Secondly, a very important disclaimer is in order. There are no rules to startups, and anyone who says otherwise is misleading you.
Having said that, here are some of the first steps you should take when building a startup:
Research, research, and when you're done, research some more.
This is by far the most important thing you'll do in the life of your venture and it is also ironically the part that too many entrepreneurs skip.
It's a whole lot more exciting to announce a big funding round or to sign a huge partnership than it is to spend a month doing market research and competitive analysis. I get it. But if you don't study the market extensively, you are going to be moving blindly and increasing your chances of failure dramatically.
Now, here's the thing with competitive analysis. You need to first understand what a competitor is, and more importantly, what it is not. A competitor is not only a company doing the same exact thing as you. It's not an app that has the same feature set as yours.
A competitor is someone who is targeting the same audience as you and offering the same value proposition. So, for example, if your product enables online publishers to increase the time on page of their readers, any company who offers that same pitch is your competitor.
Research the landscape and make a map of a hundred of your closest competitors.
Do things that don't scale.
This concept was coined by one of the biggest tech investors worldwide, Paul Graham.
The idea is that when the company grows, there are things you won't he able to do; like interview every single one of your users or personally call people you want to recruit.
At the beginning of the journey, it is important to do things that don't scale and that you won't be able to do later on.
Use prototyping software and build an MVP.
Before building an actual product, consider using platforms like Invision to build a minimal viable product.
This will accomplish two things.
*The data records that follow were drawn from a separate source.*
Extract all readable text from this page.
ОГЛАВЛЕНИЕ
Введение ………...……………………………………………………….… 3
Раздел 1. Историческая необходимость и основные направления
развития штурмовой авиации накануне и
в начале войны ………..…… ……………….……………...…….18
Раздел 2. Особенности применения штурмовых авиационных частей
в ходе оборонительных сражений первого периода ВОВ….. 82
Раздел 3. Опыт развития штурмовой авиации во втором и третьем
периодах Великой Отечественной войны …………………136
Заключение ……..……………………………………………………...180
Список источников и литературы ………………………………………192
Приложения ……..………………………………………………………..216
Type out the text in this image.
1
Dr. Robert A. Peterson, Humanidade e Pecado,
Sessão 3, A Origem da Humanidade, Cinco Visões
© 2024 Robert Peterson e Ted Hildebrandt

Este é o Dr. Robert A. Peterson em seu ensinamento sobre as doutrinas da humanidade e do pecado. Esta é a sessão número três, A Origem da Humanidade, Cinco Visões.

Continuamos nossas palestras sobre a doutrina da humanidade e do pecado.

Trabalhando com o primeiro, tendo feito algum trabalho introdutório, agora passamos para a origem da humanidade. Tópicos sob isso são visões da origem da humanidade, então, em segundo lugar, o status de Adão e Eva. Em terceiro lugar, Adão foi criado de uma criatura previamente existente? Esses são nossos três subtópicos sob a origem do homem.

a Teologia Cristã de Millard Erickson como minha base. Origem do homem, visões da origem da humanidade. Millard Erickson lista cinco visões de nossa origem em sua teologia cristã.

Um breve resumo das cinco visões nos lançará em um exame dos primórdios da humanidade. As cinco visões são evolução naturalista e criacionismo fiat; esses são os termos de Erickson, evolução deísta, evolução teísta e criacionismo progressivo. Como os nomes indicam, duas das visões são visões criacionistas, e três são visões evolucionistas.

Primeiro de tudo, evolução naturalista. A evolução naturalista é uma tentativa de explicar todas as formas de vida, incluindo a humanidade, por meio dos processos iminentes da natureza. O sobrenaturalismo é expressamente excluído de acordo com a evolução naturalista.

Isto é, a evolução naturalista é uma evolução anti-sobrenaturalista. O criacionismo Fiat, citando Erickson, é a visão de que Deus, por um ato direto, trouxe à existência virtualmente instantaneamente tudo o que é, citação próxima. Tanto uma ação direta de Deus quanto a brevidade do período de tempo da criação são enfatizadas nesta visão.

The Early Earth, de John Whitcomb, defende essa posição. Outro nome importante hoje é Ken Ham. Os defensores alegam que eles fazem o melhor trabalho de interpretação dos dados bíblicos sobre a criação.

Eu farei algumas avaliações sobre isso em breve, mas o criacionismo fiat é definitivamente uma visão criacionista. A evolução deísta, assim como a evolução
It will give you the opportunity to visualize your idea and see if it actually has legs and it'll also enable you to show it to people and gather feedback. It's one thing to pitch someone verbally and it's another to demo them an actual prototype.
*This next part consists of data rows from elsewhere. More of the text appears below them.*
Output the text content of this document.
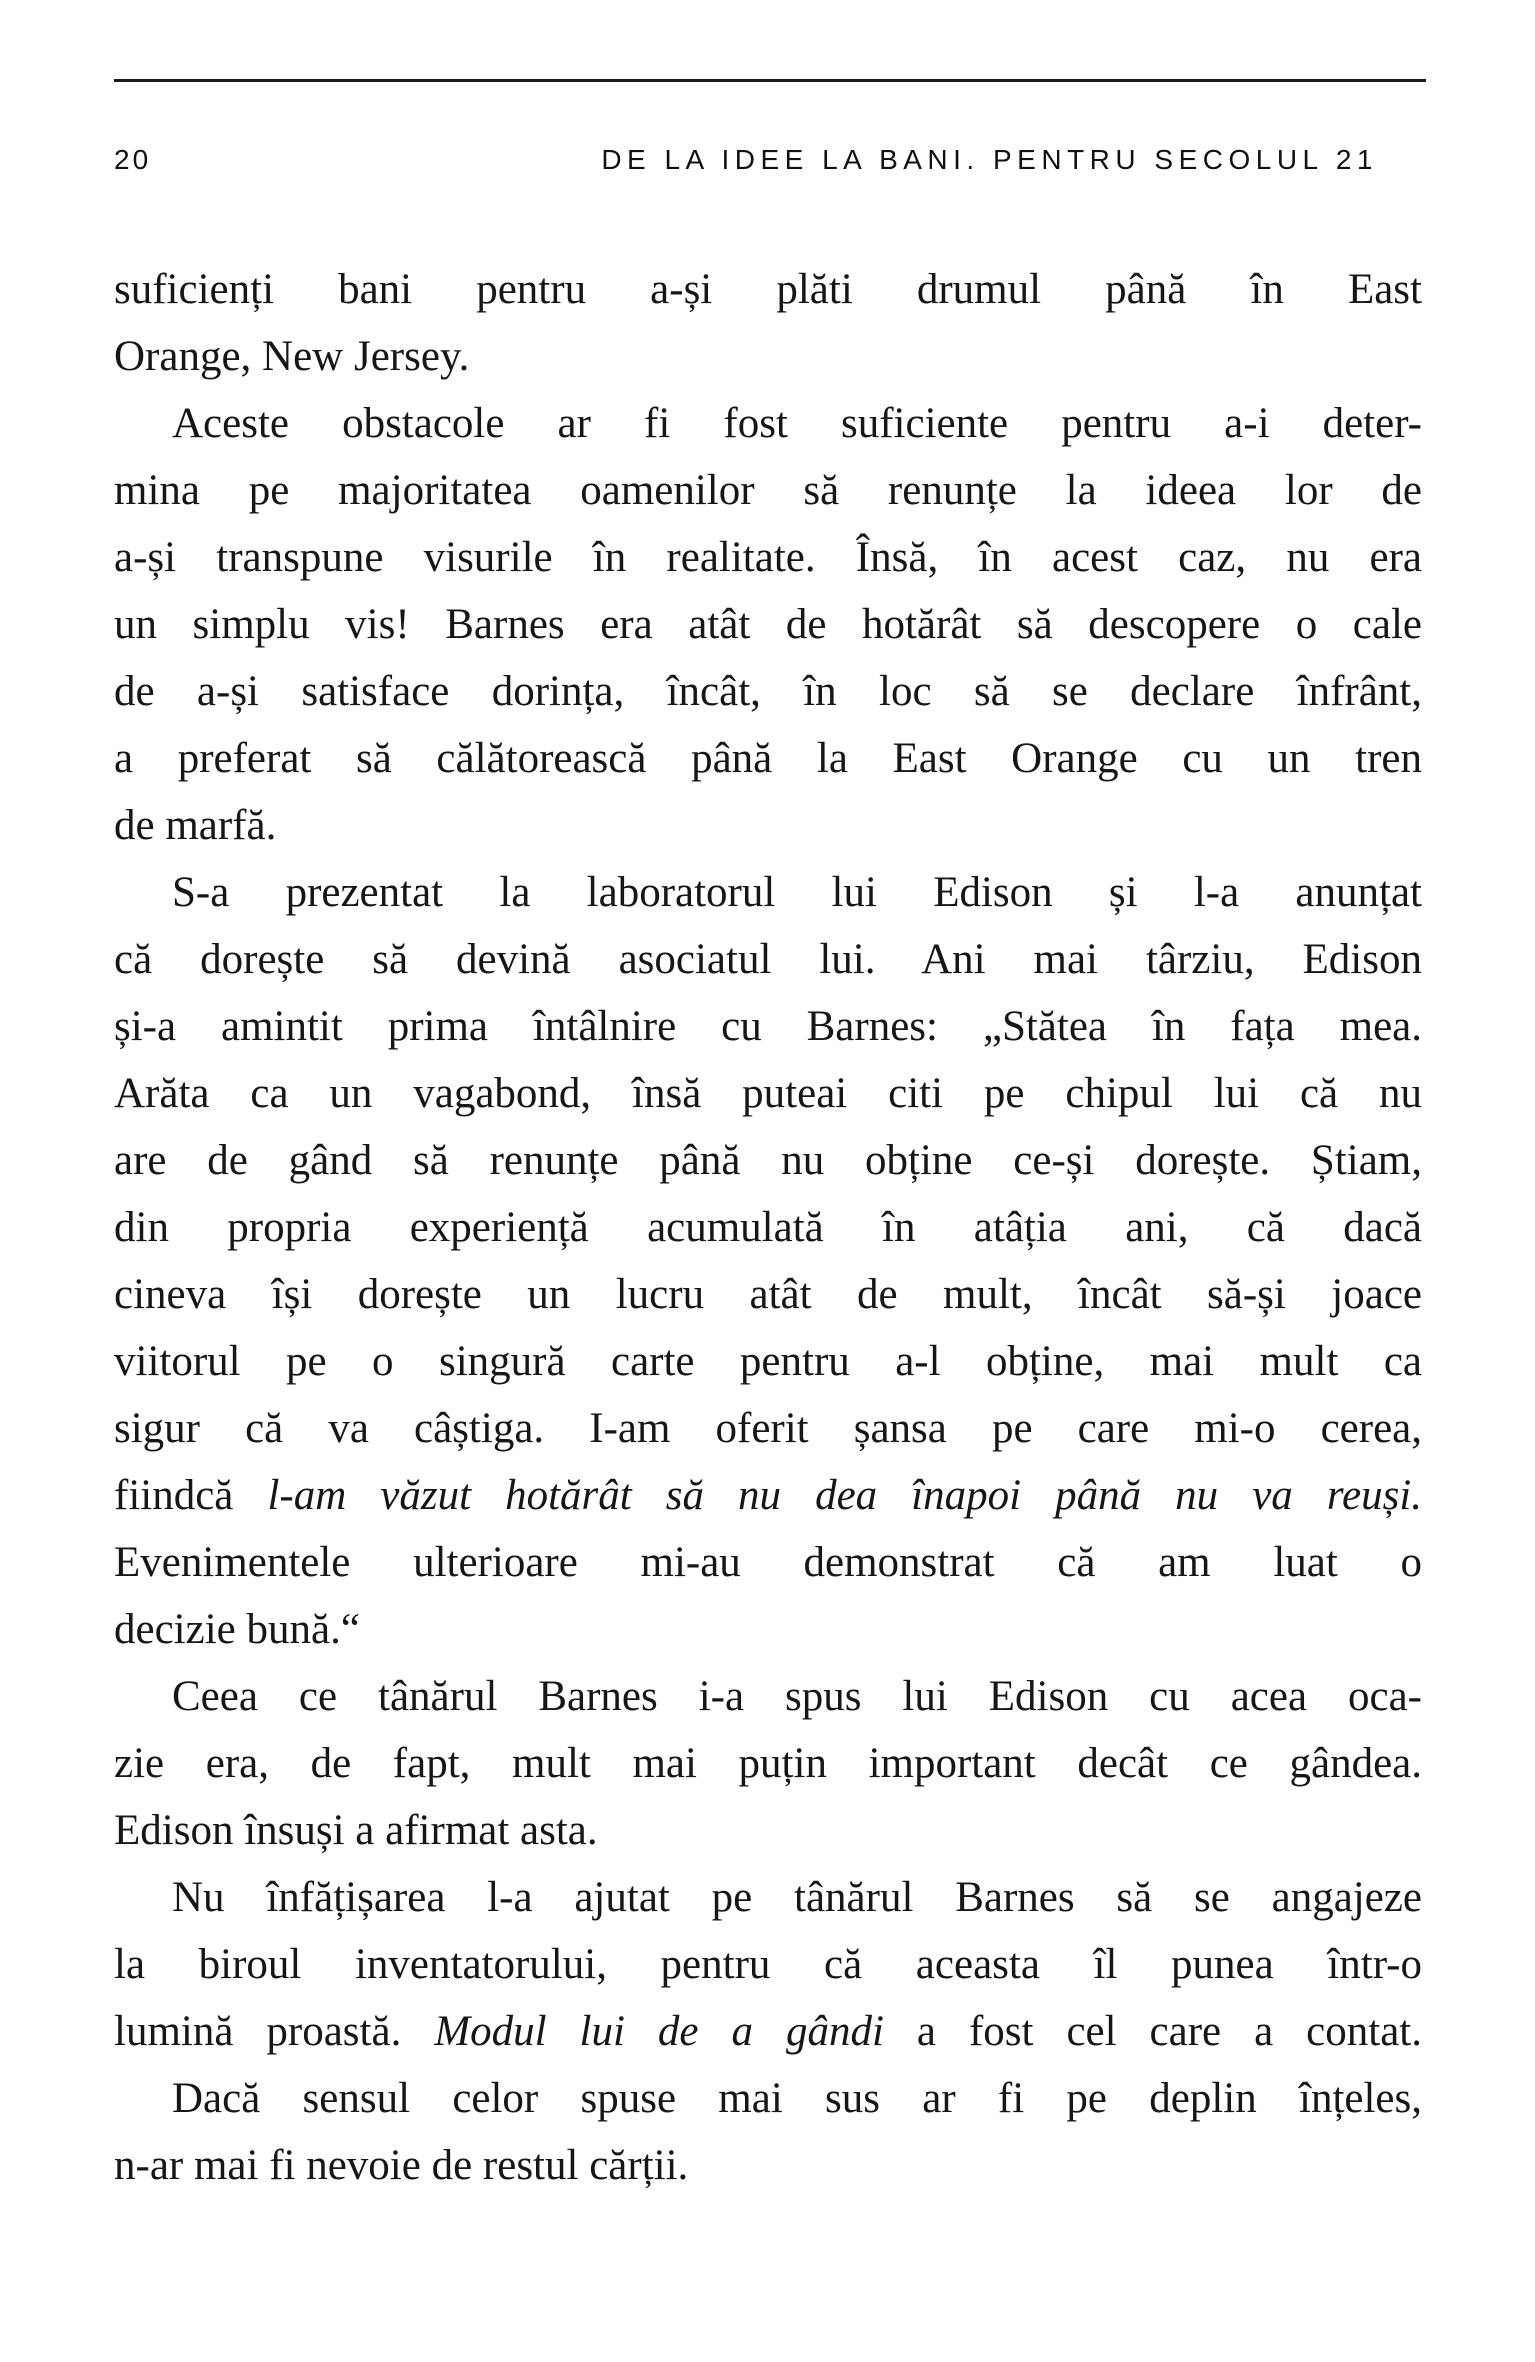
20	DE LA IDEE LA BANI. PENTRU SECOLUL 21
suficienți bani pentru a-și plăti drumul până în East
Orange, New Jersey.
Aceste obstacole ar fi fost suficiente pentru a-i deter-
mina pe majoritatea oamenilor să renunțe la ideea lor de
a-și transpune visurile în realitate. Însă, în acest caz, nu era
un simplu vis! Barnes era atât de hotărât să descopere o cale
de a-și satisface dorința, încât, în loc să se declare înfrânt,
a preferat să călătorească până la East Orange cu un tren
de marfă.
S-a prezentat la laboratorul lui Edison și l-a anunțat
că dorește să devină asociatul lui. Ani mai târziu, Edison
și-a amintit prima întâlnire cu Barnes: „Stătea în fața mea.
Arăta ca un vagabond, însă puteai citi pe chipul lui că nu
are de gând să renunțe până nu obține ce-și dorește. Știam,
din propria experiență acumulată în atâția ani, că dacă
cineva își dorește un lucru atât de mult, încât să-și joace
viitorul pe o singură carte pentru a-l obține, mai mult ca
sigur că va câștiga. I-am oferit șansa pe care mi-o cerea,
fiindcă l-am văzut hotărât să nu dea înapoi până nu va reuși.
Evenimentele ulterioare mi-au demonstrat că am luat o
decizie bună.“
Ceea ce tânărul Barnes i-a spus lui Edison cu acea oca-
zie era, de fapt, mult mai puțin important decât ce gândea.
Edison însuși a afirmat asta.
Nu înfățișarea l-a ajutat pe tânărul Barnes să se angajeze
la biroul inventatorului, pentru că aceasta îl punea într-o
lumină proastă. Modul lui de a gândi a fost cel care a contat.
Dacă sensul celor spuse mai sus ar fi pe deplin înțeles,
n-ar mai fi nevoie de restul cărții.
Get the initial product in the hands of your closest friends and family.
Once you have that prototype or even a real product with minimal features, give it to some friends and ask them to use it.
This is how many companies including Fiverr for example, launched.
By giving it to people you trust, you know you'll get honest feedback. Since you are so deep into this idea, you are biased. Your friends are not.
Let them tell you what they think about the product and then proceed accordingly.
Measure, analyze, and learn from the data.
Once you have some people using your product, make sure to use analytics software to see how they're using it, what feature they use most, where they get stuck, at what point they jump ship and close the app, and more.
Numbers don't lie and neither does actual usage data. Analyze the data carefully to see if there is true product market fit.
Make a list of risk factors.
This is something that will help you down the road. Try to objectively make a list of possible points of failure. Again, try to be as unbiased as possible. Ask yourself, "If this venture fails, why would it fail?"
This could include an overly saturated market, too many features, too few features, lack of product market fit, a weak go-to-market strategy and countless other factors.
Make that list and then try to address every one of the points. This will prepare you for future meetings when an investor asks you about the feasibility of your company. If you already thought of and answered the hard questions, you'll be one step ahead of the investor.
The bottom line is don't rush so fast into writing code because your idea and your code are absolutely worthless unless you take some initial steps to make sure your venture even has a future.